La Chine n’a jamais été aussi avancée en matière de robotisation industrielle. En exploitant plusieurs centaines de milliers de robots dans ses usines chaque année, le pays revendique aujourd’hui plus de deux millions de robots opérationnels, soit plus que le reste de la planète réuni.

Mais derrière les chiffres se dessine une évolution de l’industrie mondiale et une confrontation de modèles : stratégie d’État, essor des startups et mutation des emplois. L’ère de la robotisation made in China est en marche.

La stratégie offensive de la Chine en robotique : un rouleau compresseur industriel

Depuis 2015, la Chine a fait des robots industriels une priorité nationale. Sous l’impulsion du plan « Made in China 2025 », l'État a multiplié les subventions, facilité l’accès au crédit et poussé les industriels à automatiser massivement.

En conséquence, près de 300 000 robots ont été installés en 2024, selon la Fédération Internationale de Robotique, permettant au pays de devancer largement les États-Unis et le Japon, qui plafonnent respectivement à 34 000 et 44 000 installations.

En à peine six ans, la Chine a doublé son stock de robots et a produit à elle seule près d'un tiers des biens manufacturés mondiaux. Les anciens leaders européens et asiatiques voient l'écart se creuser, tandis que la Chine consolide sa place sur le podium de l’industrie automatisée.

Du robot importé au robot made in China : la bascule de la filière

Longtemps dépendante de fournisseurs étrangers, la Chine renverse aujourd’hui la vapeur. En 2024, pour la première fois, près de 60 % des robots installés dans les usines chinoises étaient produits localement, contre 47 % l’année précédente. Cette évolution résulte d’une politique industrielle volontariste passant par le rachat de concurrents, les investissements massifs dans la recherche et le soutien aux startups spécialisées.

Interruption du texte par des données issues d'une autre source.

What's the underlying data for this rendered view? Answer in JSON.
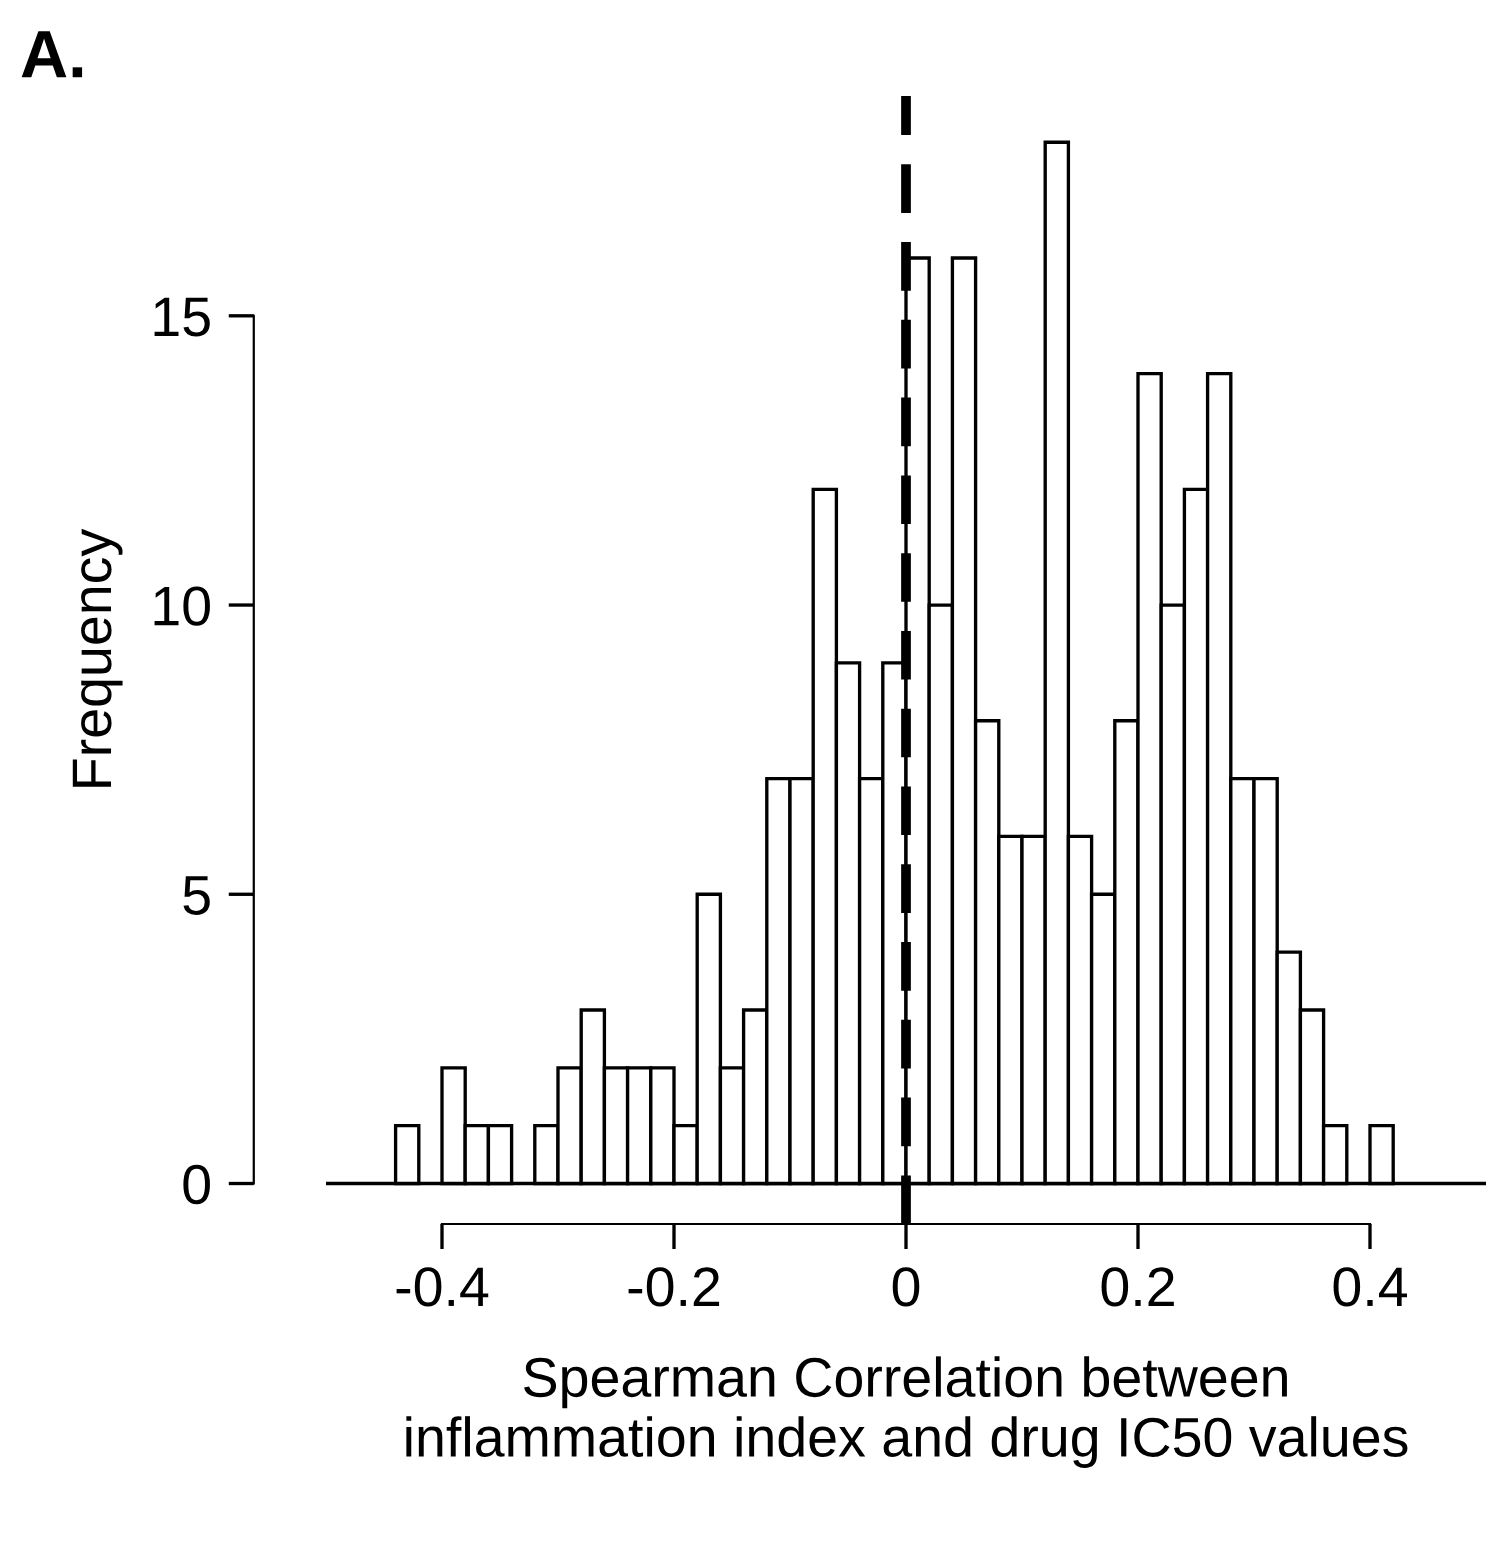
{
  "chart_data": {
    "type": "histogram",
    "title": "A.",
    "xlabel": "Spearman Correlation between\ninflammation index and drug IC50 values",
    "ylabel": "Frequency",
    "bins": [
      -0.44,
      -0.42,
      -0.4,
      -0.38,
      -0.36,
      -0.34,
      -0.32,
      -0.3,
      -0.28,
      -0.26,
      -0.24,
      -0.22,
      -0.2,
      -0.18,
      -0.16,
      -0.14,
      -0.12,
      -0.1,
      -0.08,
      -0.06,
      -0.04,
      -0.02,
      0,
      0.02,
      0.04,
      0.06,
      0.08,
      0.1,
      0.12,
      0.14,
      0.16,
      0.18,
      0.2,
      0.22,
      0.24,
      0.26,
      0.28,
      0.3,
      0.32,
      0.34,
      0.36,
      0.38,
      0.4,
      0.42
    ],
    "values": [
      1,
      0,
      2,
      1,
      1,
      0,
      1,
      2,
      3,
      2,
      2,
      2,
      1,
      5,
      2,
      3,
      7,
      7,
      12,
      9,
      7,
      9,
      16,
      10,
      16,
      8,
      6,
      6,
      18,
      6,
      5,
      8,
      14,
      10,
      12,
      14,
      7,
      7,
      4,
      3,
      1,
      0,
      1
    ],
    "color": "#ffffff",
    "xlim": [
      -0.5,
      0.5
    ],
    "xticks": [
      -0.4,
      -0.2,
      0,
      0.2,
      0.4
    ],
    "ylim": [
      -0.7,
      18.8
    ],
    "yticks": [
      0,
      5,
      10,
      15
    ],
    "grid": false,
    "ref_lines": [
      {
        "axis": "x",
        "value": 0,
        "color": "#000000",
        "line_style": "dashed"
      },
      {
        "axis": "y",
        "value": 0,
        "color": "#000000",
        "line_style": "solid"
      }
    ]
  }
}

La société Unitree Robotics, basée à Hangzhou, incarne cette nouvelle dynamique. En lançant certains des humanoïdes les plus abordables du marché à environ 6 000 dollars, elle bouleverse la concurrence internationale, rendant la robotique avancée accessible à plus d’acteurs… même si, côté capteurs ou semi-conducteurs de pointe, le pays reste dépendant de technologies étrangères, selon l’analyse de l’expert Lian Jye Su.

IA, open source et test terrain : le nouveau visage de la robotique chinoise

Contrairement aux groupes américains qui privilégient les tests en laboratoire et une approche propriétaire, la Chine adopte une philosophie plus ouverte et pragmatique.

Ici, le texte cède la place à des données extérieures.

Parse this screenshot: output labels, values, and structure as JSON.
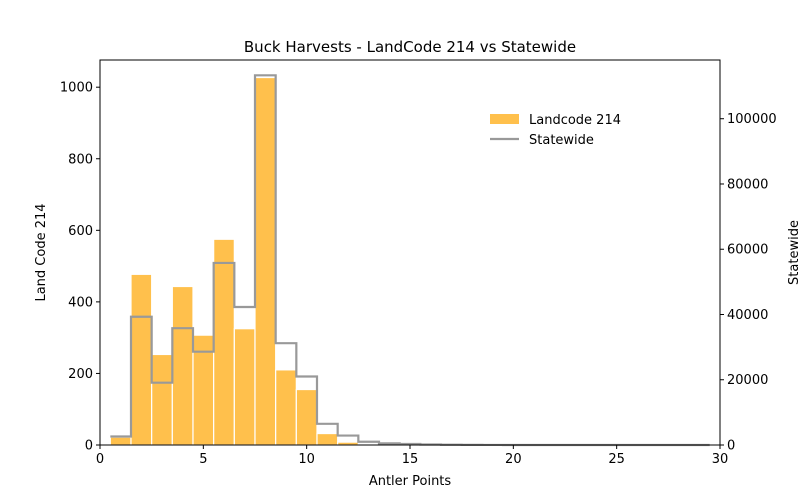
{
  "chart_data": {
    "type": "bar",
    "title": "Buck Harvests - LandCode 214 vs Statewide",
    "xlabel": "Antler Points",
    "ylabel_left": "Land Code 214",
    "ylabel_right": "Statewide",
    "xlim": [
      0,
      30
    ],
    "ylim_left": [
      0,
      1076
    ],
    "ylim_right": [
      0,
      118000
    ],
    "x_ticks": [
      0,
      5,
      10,
      15,
      20,
      25,
      30
    ],
    "y_left_ticks": [
      0,
      200,
      400,
      600,
      800,
      1000
    ],
    "y_right_ticks": [
      0,
      20000,
      40000,
      60000,
      80000,
      100000
    ],
    "grid": false,
    "legend_position": "top-right",
    "colors": {
      "bars": "#ffa500",
      "bar_edge": "#ffffff",
      "statewide_line": "#999999"
    },
    "series": [
      {
        "name": "Landcode 214",
        "kind": "bar",
        "axis": "left",
        "x": [
          1,
          2,
          3,
          4,
          5,
          6,
          7,
          8,
          9,
          10,
          11,
          12,
          13,
          14,
          15,
          16
        ],
        "values": [
          22,
          477,
          253,
          443,
          307,
          575,
          325,
          1027,
          210,
          155,
          32,
          8,
          2,
          1,
          0,
          0
        ]
      },
      {
        "name": "Statewide",
        "kind": "step",
        "axis": "right",
        "x": [
          1,
          2,
          3,
          4,
          5,
          6,
          7,
          8,
          9,
          10,
          11,
          12,
          13,
          14,
          15,
          16,
          17,
          18,
          19,
          20,
          21,
          22,
          23,
          24,
          25,
          26,
          27,
          28,
          29
        ],
        "values": [
          2600,
          39300,
          19100,
          35800,
          28600,
          55800,
          42300,
          113300,
          31200,
          21000,
          6500,
          2900,
          1000,
          500,
          300,
          150,
          80,
          40,
          20,
          10,
          5,
          3,
          2,
          1,
          1,
          0,
          0,
          0,
          0
        ]
      }
    ]
  }
}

Des plateformes comme Lingqu OS se présentent comme l’« Android pour robots », permettant à de nombreux développeurs d’intégrer et d’expérimenter en conditions réelles. « Apprendre sur le terrain, itérer vite », voilà le credo : chaque tâche effectuée par un robot enrichit la base de données collective, offrant un avantage déterminant pour le développement de l’intelligence artificielle embarquée.

Logistique, sécurité, commerce… Les robots sortent des usines et sont déjà bien présents dans de nouveaux secteurs, générant des milliards de données. À l’inverse, les géants américains misent sur la maîtrise algorithmique en vase clos, espérant obtenir des solutions parfaites avant tout déploiement à grande échelle. .

Vers une redéfinition du travail et du savoir-faire industriel

La transition rapide vers l’automatisation soulève de nouveaux défis. Loin de supprimer tous les emplois, la robotisation accélère la transformation des métiers. Installateurs, techniciens de maintenance ou ingénieurs spécialisés sont aujourd’hui très recherchés, avec des salaires attractifs pour certains profils en Chine.

Le pays connaît une forte augmentation de la demande pour les métiers techniques et informatiques, avec une évolution du rôle des opérateurs, désormais dédiés au contrôle, à la programmation et à la gestion de projets automatisés.

Le passage à l’industrie du futur dépasse le cadre  de la simple course aux installations. Il implique un repositionnement complet des savoir-faire et une adaptation constante à l'évolution des outils numériques et de la robotique.